Convolutional Neural Networks. An example with Pytorch.

Convolutional Neural Networks (CNN) have been used succesfully on fields such as Computer Vision or Natural Language Processing, being a reliable method for image recognition tasks such as identifying faces, objects and traffic signs, apart from powering vision in robots and self driving cars.

The architecture of a typical CNN is composed of two stages. First, a series of one or more convolutional layers are used to extract and learn high-level features from the input. Then, one or more fully connected layers perform the classification task.

What is a convolution?

A convolution can be seen as a sliding window function applied to the input data. To visualize this, let's supose we have an input matrix like this:

and we want to apply the next convolution:

The process is showed in the next animation. The convolution is applied as a sliding window, which is typically called kernel or filter, over the input data. The dimmension of the output will depend on the sizes of the input and the filter. In this case, the input size is 5x5 and the filter is 3x3. If the sliding window moves 1 position at a time, the generated output will be a 3x3 matrix.

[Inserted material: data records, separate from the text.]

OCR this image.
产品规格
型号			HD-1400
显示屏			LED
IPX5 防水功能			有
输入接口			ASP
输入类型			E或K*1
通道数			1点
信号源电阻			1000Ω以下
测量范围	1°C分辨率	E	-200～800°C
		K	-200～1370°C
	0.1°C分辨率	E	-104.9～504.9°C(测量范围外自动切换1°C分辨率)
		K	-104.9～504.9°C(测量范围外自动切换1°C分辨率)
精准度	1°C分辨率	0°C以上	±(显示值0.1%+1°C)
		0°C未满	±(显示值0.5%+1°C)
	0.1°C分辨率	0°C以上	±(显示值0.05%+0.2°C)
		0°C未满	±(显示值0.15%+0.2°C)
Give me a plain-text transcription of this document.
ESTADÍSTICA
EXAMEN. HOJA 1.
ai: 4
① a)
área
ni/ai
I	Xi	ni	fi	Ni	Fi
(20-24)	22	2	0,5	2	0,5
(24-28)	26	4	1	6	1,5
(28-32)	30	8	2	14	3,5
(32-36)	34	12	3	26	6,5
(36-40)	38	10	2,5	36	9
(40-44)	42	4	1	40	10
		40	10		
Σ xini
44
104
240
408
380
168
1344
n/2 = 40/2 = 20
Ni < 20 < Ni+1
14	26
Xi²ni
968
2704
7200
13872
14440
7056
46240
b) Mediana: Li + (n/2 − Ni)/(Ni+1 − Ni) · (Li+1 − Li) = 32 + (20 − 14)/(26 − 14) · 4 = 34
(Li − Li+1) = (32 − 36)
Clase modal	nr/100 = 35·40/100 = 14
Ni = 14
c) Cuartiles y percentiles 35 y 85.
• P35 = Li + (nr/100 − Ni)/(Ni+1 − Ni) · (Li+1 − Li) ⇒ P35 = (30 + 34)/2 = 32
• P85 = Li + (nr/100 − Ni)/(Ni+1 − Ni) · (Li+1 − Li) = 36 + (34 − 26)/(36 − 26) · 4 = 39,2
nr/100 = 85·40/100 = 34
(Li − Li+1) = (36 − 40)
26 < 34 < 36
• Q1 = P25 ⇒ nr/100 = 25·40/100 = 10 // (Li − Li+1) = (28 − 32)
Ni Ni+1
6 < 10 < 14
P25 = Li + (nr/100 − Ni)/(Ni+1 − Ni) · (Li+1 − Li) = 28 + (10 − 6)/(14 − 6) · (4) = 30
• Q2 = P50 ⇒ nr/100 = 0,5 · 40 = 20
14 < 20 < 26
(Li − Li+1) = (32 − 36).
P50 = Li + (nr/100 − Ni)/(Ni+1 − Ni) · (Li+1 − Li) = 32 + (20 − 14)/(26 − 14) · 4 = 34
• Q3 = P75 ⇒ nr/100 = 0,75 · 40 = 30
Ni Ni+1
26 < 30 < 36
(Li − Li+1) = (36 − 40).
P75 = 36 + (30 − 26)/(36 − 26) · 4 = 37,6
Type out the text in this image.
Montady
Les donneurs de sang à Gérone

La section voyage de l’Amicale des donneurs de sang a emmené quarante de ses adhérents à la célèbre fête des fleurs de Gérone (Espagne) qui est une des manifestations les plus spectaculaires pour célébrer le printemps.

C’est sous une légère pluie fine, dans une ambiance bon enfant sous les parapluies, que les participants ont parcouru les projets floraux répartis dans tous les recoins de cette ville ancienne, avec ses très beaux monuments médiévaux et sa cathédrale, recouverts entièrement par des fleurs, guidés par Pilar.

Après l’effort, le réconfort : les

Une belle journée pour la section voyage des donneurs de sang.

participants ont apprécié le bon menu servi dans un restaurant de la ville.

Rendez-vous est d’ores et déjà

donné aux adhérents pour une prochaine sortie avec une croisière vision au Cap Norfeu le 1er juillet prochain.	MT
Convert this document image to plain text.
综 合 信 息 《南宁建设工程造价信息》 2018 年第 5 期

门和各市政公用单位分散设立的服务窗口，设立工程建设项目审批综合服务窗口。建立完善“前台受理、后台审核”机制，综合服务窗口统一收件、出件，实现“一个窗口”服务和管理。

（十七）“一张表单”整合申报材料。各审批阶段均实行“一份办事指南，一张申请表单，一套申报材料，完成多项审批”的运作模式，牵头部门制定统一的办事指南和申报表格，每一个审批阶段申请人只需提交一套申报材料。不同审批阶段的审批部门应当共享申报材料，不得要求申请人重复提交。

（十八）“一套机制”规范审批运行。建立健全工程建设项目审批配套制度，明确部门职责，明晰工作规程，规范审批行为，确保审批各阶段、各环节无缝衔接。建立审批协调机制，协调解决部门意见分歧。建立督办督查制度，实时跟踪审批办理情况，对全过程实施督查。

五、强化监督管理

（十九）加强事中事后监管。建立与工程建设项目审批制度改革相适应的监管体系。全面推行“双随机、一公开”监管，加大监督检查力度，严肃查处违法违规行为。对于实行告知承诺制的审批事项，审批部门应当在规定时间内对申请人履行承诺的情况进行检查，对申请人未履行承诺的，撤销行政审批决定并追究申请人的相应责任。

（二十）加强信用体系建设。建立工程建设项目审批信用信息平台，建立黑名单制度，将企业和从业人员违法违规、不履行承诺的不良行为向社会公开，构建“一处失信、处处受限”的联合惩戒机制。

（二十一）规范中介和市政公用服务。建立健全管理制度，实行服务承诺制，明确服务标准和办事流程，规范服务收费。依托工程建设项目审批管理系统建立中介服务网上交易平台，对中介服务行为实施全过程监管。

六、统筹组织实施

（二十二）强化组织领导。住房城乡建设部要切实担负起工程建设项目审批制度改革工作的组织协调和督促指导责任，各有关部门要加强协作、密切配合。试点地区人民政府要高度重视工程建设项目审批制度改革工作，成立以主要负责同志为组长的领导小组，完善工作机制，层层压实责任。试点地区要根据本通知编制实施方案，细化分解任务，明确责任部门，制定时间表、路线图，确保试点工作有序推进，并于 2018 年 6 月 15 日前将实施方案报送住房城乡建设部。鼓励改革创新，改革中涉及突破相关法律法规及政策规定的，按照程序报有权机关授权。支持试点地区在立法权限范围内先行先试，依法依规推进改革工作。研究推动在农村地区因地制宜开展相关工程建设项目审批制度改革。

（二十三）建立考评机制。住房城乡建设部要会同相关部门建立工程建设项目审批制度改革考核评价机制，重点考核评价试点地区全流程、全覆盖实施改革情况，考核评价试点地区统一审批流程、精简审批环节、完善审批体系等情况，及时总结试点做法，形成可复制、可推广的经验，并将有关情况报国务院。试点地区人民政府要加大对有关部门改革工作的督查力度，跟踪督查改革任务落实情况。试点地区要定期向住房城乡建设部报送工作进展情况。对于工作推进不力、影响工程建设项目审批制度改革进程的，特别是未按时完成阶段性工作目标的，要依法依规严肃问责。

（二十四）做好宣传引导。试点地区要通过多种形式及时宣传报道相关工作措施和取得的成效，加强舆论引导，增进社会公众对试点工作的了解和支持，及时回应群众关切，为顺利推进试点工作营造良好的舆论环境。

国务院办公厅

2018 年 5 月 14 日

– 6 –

Architecture of a convolutional network

CNNs are composed of several layers of convolutions with nonlinear activation functions like ReLU or tanh applied to the results, connected to set of fully connected layers that acts as a classifier that uses the high-level features produced by the convolutional layers.

Each convolutional layer applies a specified number of convolution filters to its input. For each subregion of a specified dimmension (kernel), it performs a set of mathematical operations to generate a single value in the output feature map. This output map can be used as the input of another convolutional layer, incrementing the level of complexity and the power of the network. This way, each filter builds a feature map over the previously built by the precedent layer, transforming those features into a higher level representation. If the input is an image, it makes intuitive sense that the first layer will build edges from pixels, the second shapes from edges, the third more complex objects from shapes, and so on.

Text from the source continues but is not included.